John Cockayne: Effective marketing for golf will boost tourism.


Pic: Fancourt Links.

By John Cockayne, Destination Golf Ambassador, Southern Africa & Indian Ocean Islands.

The industry and tourism bodies need to work together to attract more golfers.

During the second half of 2019, I introduced the No 1 golf travel publication on Google — Destination Golf Travel (DGT) — into our region. This was in preparation for the launch of the publication’s regional Southern Africa and the Indian Ocean Islands (SAIO) golf courses’ guide.

As background, DGT is a marketing platform and its structure offers partners (golf clubs, golf estates, tour operators and tourism bodies) an interactive dialogue with DGT’s subscribers and network of golf industry associates. The interaction is through an online publication (, which has 26 multilingual individual regional guides, an overarching annual global publication and more than 560,000 subscribers and users.

GolfVistaSA (GV), DGT’s local information partner supplies more detailed local content and a listing on GV ( is free of charge to SA’s clubs. The website includes information on things to do and see and options on where to eat and stay in proximity to each golf course.

Preparing the ground involved broad reaching discussions, in person and via phone and e-mail across the region, with numerous golf clubs, resorts, travel companies, tour operators and venues.

The following is a summary of some of the key points that arose from these discussions and some thoughts on them:

• A wish for more of the tourism money spend to be linked to golf.

The bottom line with this is that we cannot hope to get a larger share of the spend, unless we tell our markets that we are here.

Discussions, with a number of individuals in the regions, highlighted the feeling that the Western Cape is “spoiling” or “milking” the international travel market by overcharging for golf. A consistent criticism was that you pay more for a single round of golf in the Western Cape than for a whole four-ball in Gauteng, the Eastern Cape or KwaZulu-Natal.

Aside from the truth, or the merits, of this argument, the concept of caveat emptor springs to mind, and that the golfers are willing to pay the going rates. It also suggests that without the need for a price war (in which there will be no winners) this must surely represent an obvious opportunity for the other regions.

As a starting point, it can open the door to talk both about and present the “value” of golf in SA’s other regions and be used as a platform to further market the attractions, other than golf, that make these regions singular.

However unless we tell this story, then no-one will know.
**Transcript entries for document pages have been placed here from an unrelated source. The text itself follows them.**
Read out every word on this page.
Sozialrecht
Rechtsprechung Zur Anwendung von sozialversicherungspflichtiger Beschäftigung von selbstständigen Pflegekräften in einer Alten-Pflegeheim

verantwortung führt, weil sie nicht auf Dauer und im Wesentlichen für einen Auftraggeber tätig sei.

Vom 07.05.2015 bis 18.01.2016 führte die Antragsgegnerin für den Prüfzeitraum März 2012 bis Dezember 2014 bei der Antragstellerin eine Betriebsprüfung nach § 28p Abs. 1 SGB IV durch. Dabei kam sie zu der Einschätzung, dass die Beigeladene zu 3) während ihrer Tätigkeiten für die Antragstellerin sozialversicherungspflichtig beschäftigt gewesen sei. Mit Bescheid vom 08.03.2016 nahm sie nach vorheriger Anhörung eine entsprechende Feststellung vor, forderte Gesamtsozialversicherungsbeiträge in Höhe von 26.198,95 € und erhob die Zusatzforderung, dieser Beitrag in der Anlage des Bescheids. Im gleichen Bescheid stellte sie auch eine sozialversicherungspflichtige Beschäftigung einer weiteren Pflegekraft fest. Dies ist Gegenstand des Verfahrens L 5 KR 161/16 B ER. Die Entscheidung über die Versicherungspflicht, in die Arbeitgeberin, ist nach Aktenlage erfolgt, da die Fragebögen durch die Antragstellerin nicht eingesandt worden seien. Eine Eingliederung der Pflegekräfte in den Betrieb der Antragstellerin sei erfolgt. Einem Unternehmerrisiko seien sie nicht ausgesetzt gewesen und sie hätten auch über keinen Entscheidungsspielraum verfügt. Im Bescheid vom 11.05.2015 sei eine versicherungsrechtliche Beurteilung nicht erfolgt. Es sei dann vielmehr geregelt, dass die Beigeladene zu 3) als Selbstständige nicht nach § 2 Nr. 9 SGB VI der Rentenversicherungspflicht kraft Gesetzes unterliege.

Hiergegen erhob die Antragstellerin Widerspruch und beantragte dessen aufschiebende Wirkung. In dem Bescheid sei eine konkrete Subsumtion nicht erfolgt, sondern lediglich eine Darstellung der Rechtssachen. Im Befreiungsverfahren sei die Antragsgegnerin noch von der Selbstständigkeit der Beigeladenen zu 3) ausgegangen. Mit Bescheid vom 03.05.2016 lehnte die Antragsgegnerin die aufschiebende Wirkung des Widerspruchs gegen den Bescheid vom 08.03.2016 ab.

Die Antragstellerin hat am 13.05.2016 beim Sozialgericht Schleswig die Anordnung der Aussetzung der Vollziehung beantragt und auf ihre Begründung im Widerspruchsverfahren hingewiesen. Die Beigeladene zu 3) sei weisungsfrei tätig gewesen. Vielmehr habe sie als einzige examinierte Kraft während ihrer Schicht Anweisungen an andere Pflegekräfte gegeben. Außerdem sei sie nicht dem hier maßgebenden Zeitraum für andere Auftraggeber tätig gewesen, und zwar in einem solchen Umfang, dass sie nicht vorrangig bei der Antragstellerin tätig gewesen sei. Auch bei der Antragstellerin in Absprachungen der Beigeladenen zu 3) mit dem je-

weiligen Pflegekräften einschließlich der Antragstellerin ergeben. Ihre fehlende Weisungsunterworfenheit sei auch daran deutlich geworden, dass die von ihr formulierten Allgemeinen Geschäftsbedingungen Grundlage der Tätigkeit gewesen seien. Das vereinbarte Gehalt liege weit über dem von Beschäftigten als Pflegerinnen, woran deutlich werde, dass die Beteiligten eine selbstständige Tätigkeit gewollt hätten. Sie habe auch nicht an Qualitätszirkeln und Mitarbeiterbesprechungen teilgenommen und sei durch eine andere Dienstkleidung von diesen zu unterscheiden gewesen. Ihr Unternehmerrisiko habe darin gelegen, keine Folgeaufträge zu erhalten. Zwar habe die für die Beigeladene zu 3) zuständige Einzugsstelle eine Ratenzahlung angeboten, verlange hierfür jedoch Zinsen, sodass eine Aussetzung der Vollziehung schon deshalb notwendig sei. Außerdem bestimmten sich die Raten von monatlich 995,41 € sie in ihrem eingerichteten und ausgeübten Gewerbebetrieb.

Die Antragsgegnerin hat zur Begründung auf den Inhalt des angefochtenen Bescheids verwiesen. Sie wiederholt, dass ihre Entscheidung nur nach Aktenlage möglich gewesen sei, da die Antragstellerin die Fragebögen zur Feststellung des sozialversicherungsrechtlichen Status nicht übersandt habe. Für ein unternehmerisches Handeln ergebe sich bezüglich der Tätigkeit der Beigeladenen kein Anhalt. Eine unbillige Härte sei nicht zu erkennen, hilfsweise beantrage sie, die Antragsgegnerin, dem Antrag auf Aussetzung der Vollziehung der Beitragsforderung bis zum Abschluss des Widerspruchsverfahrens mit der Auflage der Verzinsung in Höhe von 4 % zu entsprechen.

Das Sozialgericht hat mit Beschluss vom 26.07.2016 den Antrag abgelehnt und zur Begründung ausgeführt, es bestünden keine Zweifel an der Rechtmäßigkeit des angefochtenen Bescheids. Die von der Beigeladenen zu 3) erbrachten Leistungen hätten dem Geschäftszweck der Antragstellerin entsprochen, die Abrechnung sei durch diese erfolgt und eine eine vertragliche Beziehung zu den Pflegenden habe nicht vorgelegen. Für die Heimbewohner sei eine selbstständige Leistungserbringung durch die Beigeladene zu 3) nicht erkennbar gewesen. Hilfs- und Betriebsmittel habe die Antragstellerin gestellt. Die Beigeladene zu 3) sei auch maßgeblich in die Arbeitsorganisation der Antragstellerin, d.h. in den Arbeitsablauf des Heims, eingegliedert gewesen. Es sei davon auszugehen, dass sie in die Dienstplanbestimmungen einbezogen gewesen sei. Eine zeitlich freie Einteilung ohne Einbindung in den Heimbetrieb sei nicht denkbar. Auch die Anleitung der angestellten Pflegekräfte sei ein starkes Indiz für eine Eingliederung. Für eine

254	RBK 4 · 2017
• The concern that Gauteng, especially (though there are other regions that feel the same), is missing out on its fair share of the golf travel market.

Essentially this is a soft repeat of the first point. Destinations compete vigorously for attention, so I am not sure how an international golf traveller, or tour operator, will know whether to book a stay in Gauteng (or any other region in SA), as opposed to using it as a through point, if we do not tell them what we have got to offer.

Providing a compelling narrative to promote the region’s golf has to be the starting point, while engaging in a collective and continual marketing effort will be the follow through.

• Comments about the lack of support for golf from the tourism bodies in the region.

Government bodies are notoriously inefficient, which issues are often coupled to staffing and resources problems that are associated with this type of body everywhere in the world.

Some years ago, I produced a regional feature in a golf publication about golf in Hartbeespoort. I offered a free of charge opportunity for the North West province’s regional tourism association to be involved and I am still waiting for any response to my e-mails and phone calls.

This scenario was reprised with the SAIO guide, where the opportunity for SA Tourism to introduce the guide was not responded to and Louis Oosthuizen kindly stepped in to do the honours.

That said and outside the missed appointments and phone calls, it is often forgotten, that the tourism bodies have the overall SA tourism package to consider in marketing brand SA as a whole.

My analogy is that the tourism spectrum in SA is like an umbrella, where golf would represent one single rib in the complete canopy, from beaches to safaris and deep-sea fishing to heritage sites.

A sometime golfer and friend of mine, who is in the tourism industry, believes that if golf gets up off its collective behind and starts the ball rolling for itself, then the tourism bodies will help to keep these initiatives moving.

This is a fair comment and tourism bodies, regional or national, are not going to pay for the round, carry the golf bag and then hit the shots as well.

This does underline one essential challenge, in that golf is not a team sport. The truth in this, and the fact that the non-team ethos seems to have sneaked off the golf course and into golf’s management DNA, often becomes apparent when one tries to get the industry, or even several clubs, to think and act collectively.